Это цитата сообщения
_Береза_Серебра_ Оригинальное сообщение Смерть - это все мужчины
[480x640]
Так называется книга Татьяны Москвиной, которая не оставила от меня камня на камне... Яркая, бескомпромисная, надрывная... Делюсь кусочками вкуснятины...
«Себе они прощают всё - обвислые брюшки, кривые ножки, оттопыренные ушки.»
«А женщин после пятидесяти вообще надо собирать в мусорные кучи и сжигать. Это было бы несправедливо, но милосердно».
«Если у женщины что-нибудь хорошо получается, так обязательно не по-женски. Хоть бы скрывали свою ненависть, а то через слово проговариваетесь..»
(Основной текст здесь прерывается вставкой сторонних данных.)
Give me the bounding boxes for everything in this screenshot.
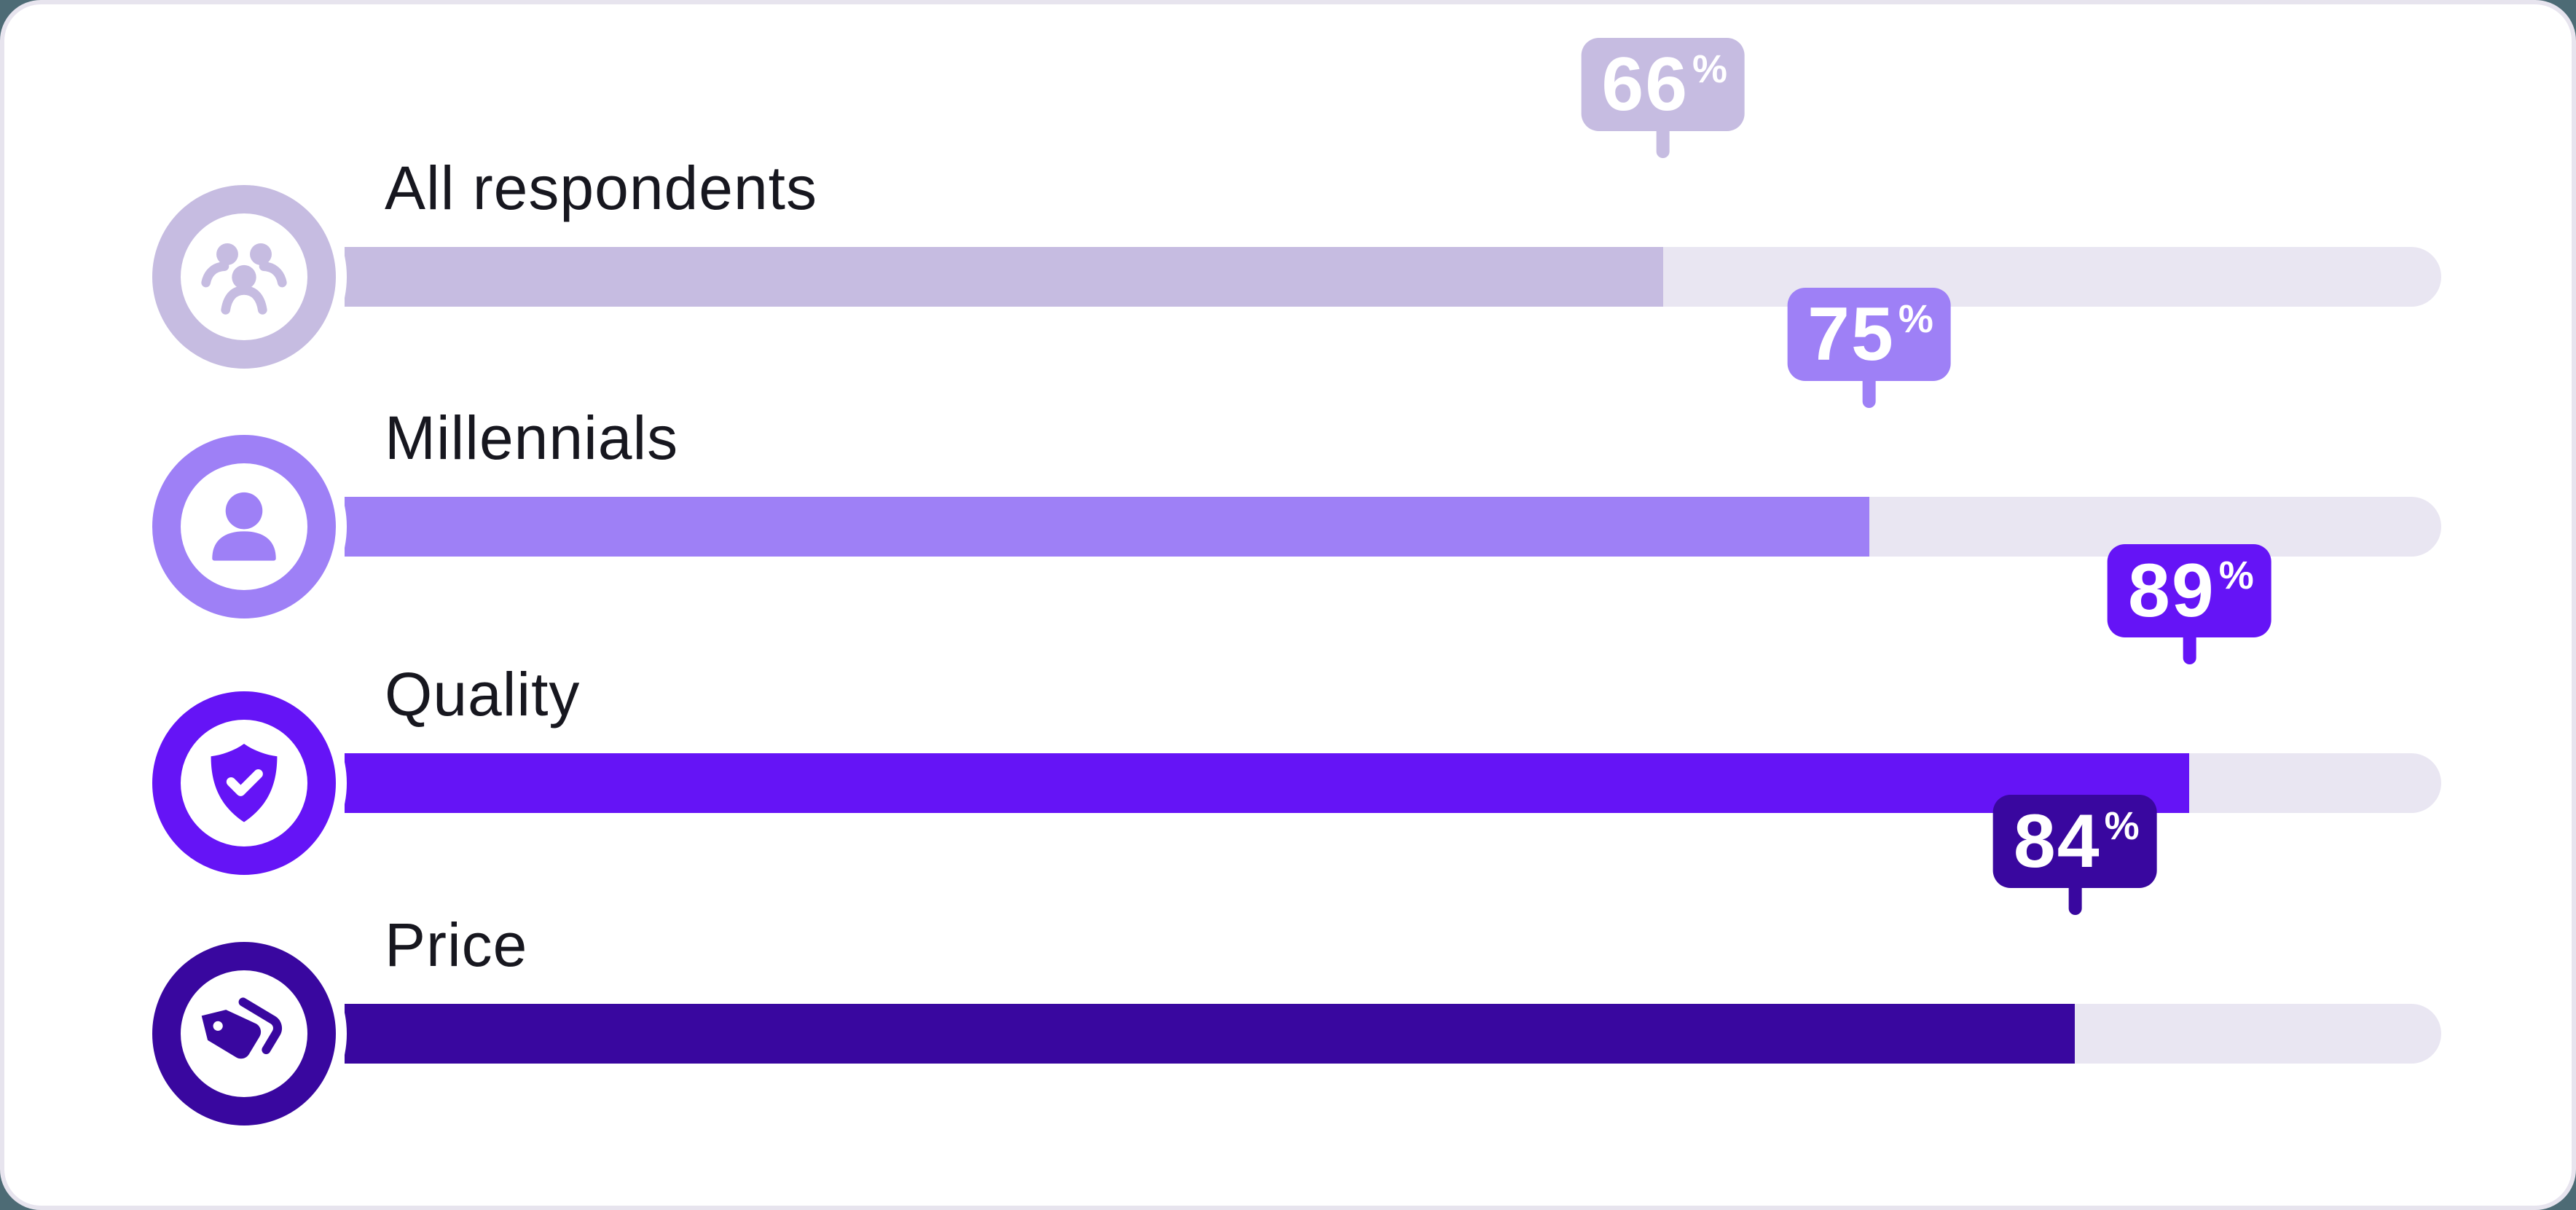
value-badge: 66 % — [1581, 38, 1746, 158]
people-group-icon — [152, 185, 336, 369]
bar-clip — [345, 247, 2441, 307]
row-label: Quality — [385, 659, 581, 728]
value-badge-box: 89 % — [2108, 544, 2271, 637]
bar-fill — [345, 753, 2190, 813]
bar-fill — [345, 497, 1869, 557]
row-label: Price — [385, 910, 528, 979]
badge-stem — [1862, 380, 1876, 408]
bar-track: 84 % — [345, 795, 2441, 1064]
row-label: Millennials — [385, 403, 679, 472]
value-badge-box: 66 % — [1581, 38, 1746, 131]
bar-clip — [345, 753, 2441, 813]
value-unit: % — [1898, 297, 1933, 341]
value-number: 84 — [2013, 799, 2101, 884]
value-badge: 84 % — [1992, 795, 2157, 915]
row-label: All respondents — [385, 153, 818, 222]
value-badge: 89 % — [2108, 544, 2271, 664]
price-tags-icon — [152, 942, 336, 1125]
bar-clip — [345, 497, 2441, 557]
badge-stem — [1656, 130, 1670, 158]
value-badge-box: 84 % — [1992, 795, 2157, 888]
bar-fill — [345, 247, 1663, 307]
value-number: 75 — [1807, 292, 1895, 377]
value-badge: 75 % — [1787, 288, 1951, 408]
value-number: 66 — [1601, 42, 1689, 127]
value-number: 89 — [2128, 549, 2215, 633]
chart-row-all-respondents: All respondents 66 % — [152, 38, 2441, 369]
value-badge-box: 75 % — [1787, 288, 1951, 381]
person-icon — [152, 435, 336, 618]
bar-track: 75 % — [345, 288, 2441, 557]
chart-row-millennials: Millennials 75 % — [152, 288, 2441, 618]
badge-stem — [2183, 637, 2196, 664]
chart-row-price: Price 84 % — [152, 795, 2441, 1125]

«У хорошего мужчины и хорошей женщины нет никаких шансов пересечься в этой жизни. Эти малочисленные группы населения обычно ведут несовместное существование. Сначала хороший мальчик и хорошая девочка учатся в одном классе, но мальчик влюбляется в блондинку из параллельного, а девочка - в кретина из старшего. В районе восемнадцати - двадцати лет мальчик женится, а девочка выходит замуж, разумеется неудачно и несчастливо. Им изменяют, они разводятся, много трудятся, ищут своего места в жизни, вступают в повторный брак и честно пытаются построить наконец правильную семейную жизнь. Из дома на работу, с работы домой. Встретиться они могут лет через двадцать пять после школы - например, в больнице, где хороший мальчик лежит на второй кардиологии, а девочка на первой гинекологии Здесь они могут сильно подружиться возле жестяной баночки, набитой окурками, на чёрной лестнице, где расскажут друг другу, улыбаясь, всю свою жизнь.»
«… давно тревожит ваше недоверие к авторитетам. Вы постоянно иронизируете над известными людьми без всякой причины, без повода. Просто так. Для красного словца! «Головная боль, невыносимая как Солженицын»… Голубушка, вас и в проекте не было, а Александр Исаевич уже был великим писателем. Или это: «Жена обязательно хотела сводить его в Мариинский театр на оперу, но несчастный предусмотрительно напился в хлам – и был спасен». Что это, зачем? Вы разве оперный критик?»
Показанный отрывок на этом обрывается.